DCSIMG

Rothesay views cited as turbine appeal is dismissed

The site to the west of Newton Park in Innellan where John Stirling, of nearby Toward Taynuilt farm, hoped to build two 47-metre wind turbines. Mr Stirling's appeal against refusal of his application by Argyll and Bute Council has now been dismissed by the Scottish Government, whose reporter cited the adverse impact on views from the Rothesay-Wemyss Bay ferry as one of the reasons for his decision.

The site to the west of Newton Park in Innellan where John Stirling, of nearby Toward Taynuilt farm, hoped to build two 47-metre wind turbines. Mr Stirling's appeal against refusal of his application by Argyll and Bute Council has now been dismissed by the Scottish Government, whose reporter cited the adverse impact on views from the Rothesay-Wemyss Bay ferry as one of the reasons for his decision.

 

The Scottish Government has dismissed an appeal against refusal of planning permission for two wind turbines on a hillside site north of Rothesay Bay.

Reporter Stephen Hall cited the impact on views from Rothesay, Craigmore and the Wemyss Bay ferry as major factors in his decision to turn down the appeal against refusal of plans for the turbines, each 47 metres tall to blade tip and capable of generating 225 kilowatts of electricity, on land to the west of Newton Park in Innellan.

In his report, Mr Hall says: “The economy of Rothesay is closely linked to tourism, and an important part of the attractiveness of the town for visitors is the highly scenic panoramic view that may be had from the sea front.

“I place a great deal of weight on the importance of preserving the quality of this view.

“The Area of Panoramic Quality identified in the local plan seeks to protect the character of this landscape, and although the proposed turbines are just outside this area, as tall structures they will be clearly visible on the skyline from within it.
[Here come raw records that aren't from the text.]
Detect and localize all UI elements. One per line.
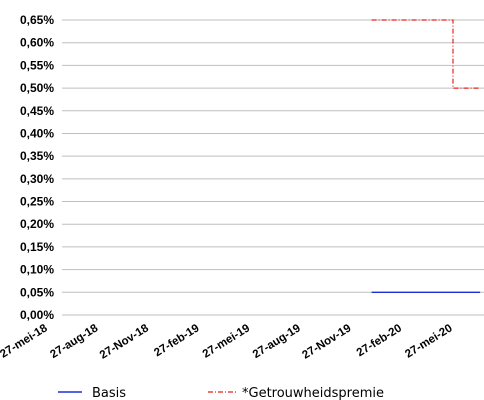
- y-tick-label: 0,40%: [20, 126, 54, 140]
- y-tick-label: 0,25%: [20, 195, 54, 209]
- gridlines: [62, 20, 484, 315]
- y-tick-label: 0,15%: [20, 240, 54, 254]
- x-tick-label: 27-mei-18: [0, 322, 50, 361]
- x-tick-label: 27-feb-19: [152, 322, 201, 359]
- x-tick-label: 27-aug-19: [251, 322, 303, 361]
- legend-item-basis: Basis: [58, 386, 126, 400]
- legend-label-basis: Basis: [92, 386, 126, 400]
- legend-item-getrouwheidspremie: *Getrouwheidspremie: [208, 386, 384, 400]
- y-tick-label: 0,00%: [20, 308, 54, 322]
- y-tick-label: 0,65%: [20, 13, 54, 27]
- x-tick-label: 27-aug-18: [48, 322, 100, 361]
- legend: Basis *Getrouwheidspremie: [58, 386, 384, 400]
- series-line-getrouwheidspremie: [372, 20, 481, 88]
- y-tick-label: 0,10%: [20, 263, 54, 277]
- x-tick-label: 27-mei-20: [403, 322, 454, 360]
- y-tick-label: 0,05%: [20, 285, 54, 299]
- x-tick-label: 27-feb-20: [355, 322, 404, 359]
- y-tick-label: 0,45%: [20, 104, 54, 118]
- x-tick-label: 27-mei-19: [201, 322, 252, 360]
- y-tick-label: 0,20%: [20, 217, 54, 231]
- y-tick-label: 0,55%: [20, 58, 54, 72]
- y-axis-tick-labels: 0,00% 0,05% 0,10% 0,15% 0,20% 0,25% 0,30% 0,35%…: [20, 13, 54, 322]
- legend-label-getrouwheidspremie: *Getrouwheidspremie: [242, 386, 384, 400]
- x-tick-label: 27-Nov-18: [98, 322, 151, 362]
- y-tick-label: 0,50%: [20, 81, 54, 95]
- x-tick-label: 27-Nov-19: [300, 322, 353, 361]
- y-tick-label: 0,60%: [20, 36, 54, 50]
- y-tick-label: 0,30%: [20, 172, 54, 186]
- y-tick-label: 0,35%: [20, 149, 54, 163]
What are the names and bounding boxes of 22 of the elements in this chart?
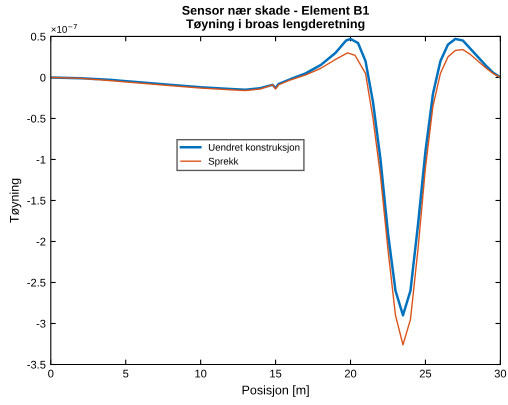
legend-label: Uendret konstruksjon — [208, 144, 300, 153]
x-tick-label: 10 — [195, 370, 206, 378]
y-tick-label: -2 — [36, 238, 46, 246]
x-tick-label: 20 — [344, 370, 356, 378]
y-tick-label: -2.5 — [27, 278, 46, 287]
x-tick-label: 25 — [420, 370, 432, 378]
y-tick-label: -3.5 — [27, 360, 46, 369]
text: ×10$^{−7}$ — [51, 24, 77, 33]
y-tick-label: -0.5 — [27, 114, 46, 123]
y-tick-label: 0 — [40, 74, 46, 82]
x-tick-label: 15 — [270, 370, 282, 378]
legend-label: Sprekk — [208, 158, 238, 167]
x-tick-label: 30 — [494, 370, 506, 378]
chart-title: Sensor nær skade - Element B1 Tøyning i broas lengderetning — [182, 6, 370, 31]
x-tick-label: 0 — [48, 370, 54, 378]
y-tick-label: 0.5 — [30, 32, 46, 41]
y-tick-label: -1 — [36, 156, 46, 164]
y-tick-label: -3 — [36, 320, 46, 328]
x-axis-title: Posisjon [m] — [242, 385, 309, 397]
y-tick-label: -1.5 — [27, 196, 46, 205]
x-tick-label: 5 — [123, 370, 128, 378]
y-axis-title: Tøyning — [10, 178, 22, 223]
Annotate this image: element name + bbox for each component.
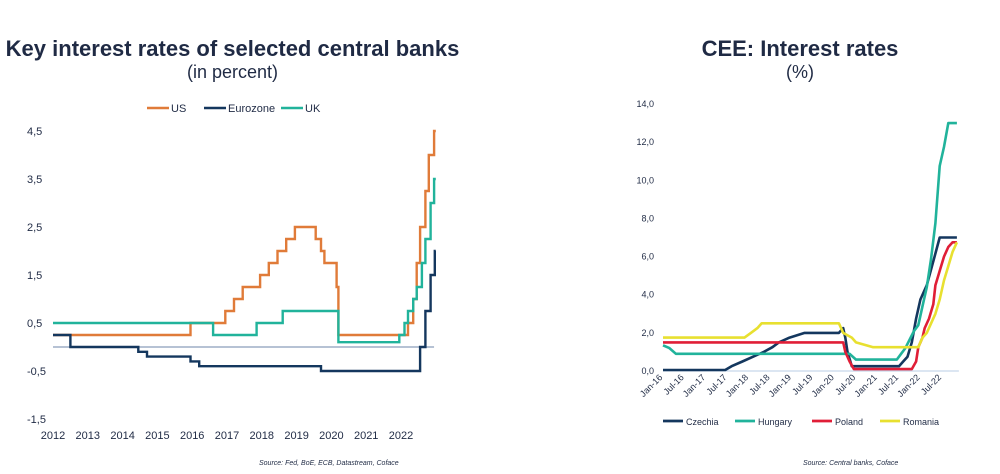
right-legend-label-hungary: Hungary <box>758 417 793 427</box>
left-x-tick-label: 2014 <box>110 430 134 442</box>
right-series-poland <box>663 241 957 371</box>
right-legend-label-romania: Romania <box>903 417 939 427</box>
right-x-tick-label: Jan-16 <box>638 372 665 399</box>
right-y-tick-label: 4,0 <box>641 290 654 300</box>
left-series-us <box>53 129 436 337</box>
right-y-tick-label: 0,0 <box>641 366 654 376</box>
left-x-tick-label: 2018 <box>250 430 274 442</box>
right-legend-label-poland: Poland <box>835 417 863 427</box>
left-x-tick-label: 2021 <box>354 430 378 442</box>
right-y-tick-label: 10,0 <box>636 175 654 185</box>
right-x-tick-label: Jan-22 <box>895 372 922 399</box>
left-y-tick-label: 2,5 <box>27 222 42 234</box>
right-x-tick-label: Jan-20 <box>809 372 836 399</box>
left-x-tick-label: 2022 <box>389 430 413 442</box>
left-legend-label-uk: UK <box>305 103 321 115</box>
right-x-tick-label: Jan-17 <box>681 372 708 399</box>
left-y-tick-label: 1,5 <box>27 270 42 282</box>
left-y-tick-label: -1,5 <box>27 414 46 426</box>
left-y-tick-label: 0,5 <box>27 318 42 330</box>
left-y-tick-label: -0,5 <box>27 366 46 378</box>
right-y-tick-label: 2,0 <box>641 328 654 338</box>
right-chart-title: CEE: Interest rates <box>701 36 899 61</box>
right-series-czechia <box>663 236 957 372</box>
left-x-tick-label: 2020 <box>319 430 343 442</box>
left-x-tick-label: 2019 <box>284 430 308 442</box>
left-x-tick-label: 2012 <box>41 430 65 442</box>
left-y-tick-label: 4,5 <box>27 126 42 138</box>
left-x-tick-label: 2016 <box>180 430 204 442</box>
right-series-romania <box>663 241 959 349</box>
left-chart-subtitle: (in percent) <box>186 62 279 82</box>
right-y-tick-label: 14,0 <box>636 99 654 109</box>
left-x-tick-label: 2017 <box>215 430 239 442</box>
right-x-tick-label: Jul-22 <box>919 372 943 396</box>
right-y-tick-label: 8,0 <box>641 213 654 223</box>
left-y-tick-label: 3,5 <box>27 174 42 186</box>
right-legend-label-czechia: Czechia <box>686 417 719 427</box>
left-chart-source: Source: Fed, BoE, ECB, Datastream, Cofac… <box>259 460 399 467</box>
right-x-tick-label: Jan-19 <box>767 372 794 399</box>
left-x-tick-label: 2015 <box>145 430 169 442</box>
right-chart-source: Source: Central banks, Coface <box>803 460 899 467</box>
right-y-tick-label: 6,0 <box>641 252 654 262</box>
left-chart-title: Key interest rates of selected central b… <box>5 36 460 61</box>
left-series-uk <box>53 177 436 344</box>
left-legend-label-eurozone: Eurozone <box>228 103 275 115</box>
right-chart-subtitle: (%) <box>786 62 814 82</box>
right-x-tick-label: Jan-18 <box>724 372 751 399</box>
left-x-tick-label: 2013 <box>76 430 100 442</box>
right-x-tick-label: Jan-21 <box>852 372 879 399</box>
right-y-tick-label: 12,0 <box>636 137 654 147</box>
right-series-hungary <box>662 121 957 361</box>
left-series-eurozone <box>53 249 436 373</box>
left-legend-label-us: US <box>171 103 186 115</box>
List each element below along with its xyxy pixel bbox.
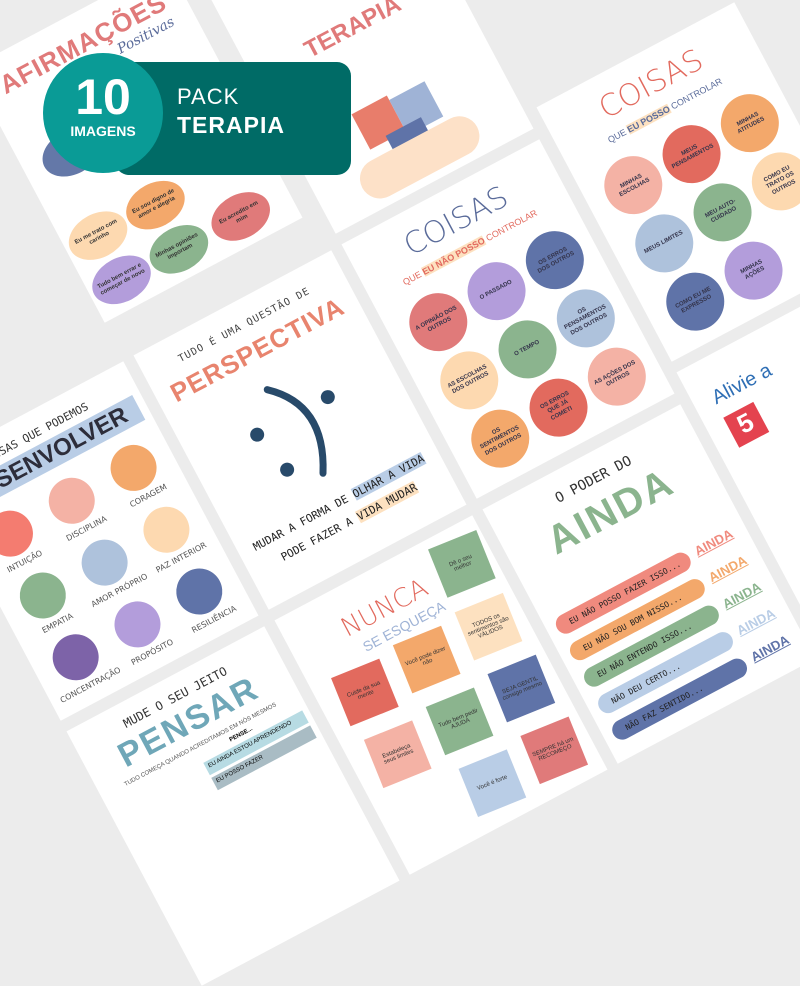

“Although at a distance of around 5 kilometres, the turbines would nevertheless catch the eye as incongruous features in a view currently largely devoid of large commercial structures and which is particularly valued for its dramatic natural character.”

Mr Hall also refers to the views of the site available from the ferry crossing to and from Wemyss Bay.

“The Wemyss Bay to Rothesay ferry is an important transport route for residents of, and visitors to, Bute,” he continues.

“It also provides an opportunity for passengers to admire the attractive scenery. Avoiding harm to views from the ferry is therefore particularly important.

“Photomontages from several points on the ferry route have been provided, but the greatest impact is likely to be from a point east of any of these, where the ferry passes closest to Toward Point.

“Albeit against a background of forestry, from this section of the route, the turbines would appear as large structures on the hill slope facing out across the expanse of the Firth of Clyde.”

The application, by John Stirling of Toward Taynuilt farm, was turned down by Argyll and Bute Council in January. It attracted 20 objections from members of the public - most of which came from addresses in Ascog on Bute - and three expressions of support.

The turbines which were proposed for the site near Newton Park would have been the same size as those Bute Community Power hopes to see built at Auchintirrie farm to the west of Rothesay.